Still, some critics say the government should not offer these awards. Beal Aerospace - the company that built the concrete tower - spent $200 million, with no government contribution, before shutting down. Owner Andrew Beal blamed NASA’s practice of subsidizing competitors for his decision to close.

But a director at the Mayborn Planeterium and Space Theater at Central Texas College in Killeen said these awards are not wasting taxpayer money.

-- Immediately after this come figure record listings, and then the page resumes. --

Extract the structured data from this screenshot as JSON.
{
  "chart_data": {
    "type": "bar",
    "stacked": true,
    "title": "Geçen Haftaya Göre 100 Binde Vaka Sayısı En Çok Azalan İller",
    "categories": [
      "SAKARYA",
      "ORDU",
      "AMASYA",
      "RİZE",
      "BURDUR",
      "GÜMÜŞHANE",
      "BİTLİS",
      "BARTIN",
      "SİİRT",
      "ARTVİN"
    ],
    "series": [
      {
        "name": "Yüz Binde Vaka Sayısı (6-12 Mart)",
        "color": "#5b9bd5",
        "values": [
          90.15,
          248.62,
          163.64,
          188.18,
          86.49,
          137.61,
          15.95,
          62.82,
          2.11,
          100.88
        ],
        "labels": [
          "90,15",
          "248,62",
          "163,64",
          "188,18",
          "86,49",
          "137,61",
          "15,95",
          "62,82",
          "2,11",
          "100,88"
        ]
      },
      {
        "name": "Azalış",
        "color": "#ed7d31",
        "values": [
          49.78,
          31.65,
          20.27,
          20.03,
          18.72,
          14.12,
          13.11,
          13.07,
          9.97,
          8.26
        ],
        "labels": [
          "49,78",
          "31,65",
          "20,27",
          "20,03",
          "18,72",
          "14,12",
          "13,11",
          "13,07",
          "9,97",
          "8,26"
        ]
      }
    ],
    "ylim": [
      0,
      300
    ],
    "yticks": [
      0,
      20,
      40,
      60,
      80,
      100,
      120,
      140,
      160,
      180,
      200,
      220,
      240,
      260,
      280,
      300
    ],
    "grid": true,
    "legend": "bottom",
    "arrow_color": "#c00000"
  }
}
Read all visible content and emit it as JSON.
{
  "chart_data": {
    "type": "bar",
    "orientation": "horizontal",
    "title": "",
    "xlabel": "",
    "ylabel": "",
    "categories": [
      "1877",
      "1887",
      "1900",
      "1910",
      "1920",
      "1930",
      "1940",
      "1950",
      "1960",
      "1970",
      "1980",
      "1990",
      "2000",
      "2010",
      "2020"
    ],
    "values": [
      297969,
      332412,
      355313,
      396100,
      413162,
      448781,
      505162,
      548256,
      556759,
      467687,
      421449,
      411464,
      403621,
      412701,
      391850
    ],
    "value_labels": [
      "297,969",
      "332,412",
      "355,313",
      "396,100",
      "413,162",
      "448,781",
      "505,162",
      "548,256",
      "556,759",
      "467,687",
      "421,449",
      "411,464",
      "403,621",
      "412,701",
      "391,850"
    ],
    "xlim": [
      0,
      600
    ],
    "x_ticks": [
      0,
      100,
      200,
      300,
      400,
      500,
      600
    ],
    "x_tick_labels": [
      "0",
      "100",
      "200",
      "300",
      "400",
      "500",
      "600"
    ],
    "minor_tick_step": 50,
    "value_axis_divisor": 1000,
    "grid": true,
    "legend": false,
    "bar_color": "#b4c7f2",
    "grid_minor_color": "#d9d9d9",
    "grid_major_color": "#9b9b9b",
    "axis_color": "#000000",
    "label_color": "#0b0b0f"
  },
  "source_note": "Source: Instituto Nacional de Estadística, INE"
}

“NASA and the government give money to colleges and universities and private industry all the time for weapon systems, medical technology, you name it,” said Fred L. Chavez, director of planeterium and outreach services. “The private sector is encouraged frequently - McDonnell Douglas, Boeing, Martin Marietta - name the defense contractor. They do get money for research and development and they do get money to push the edge of the envelope on innovation.”

Chavez said government is sometimes slow to develop new technology, and for the sake of the economy and security, the private sector should step up.

“If NASA had been working on it, it would be more money, would cost us more, take more time and by the time we found out it didn’t work, we would have invested years and billions. This is a faster way, a more streamlined way, to get to the end state, which is increasing commerce, and turning the avenues of space into some viable economic opportunity,” he said.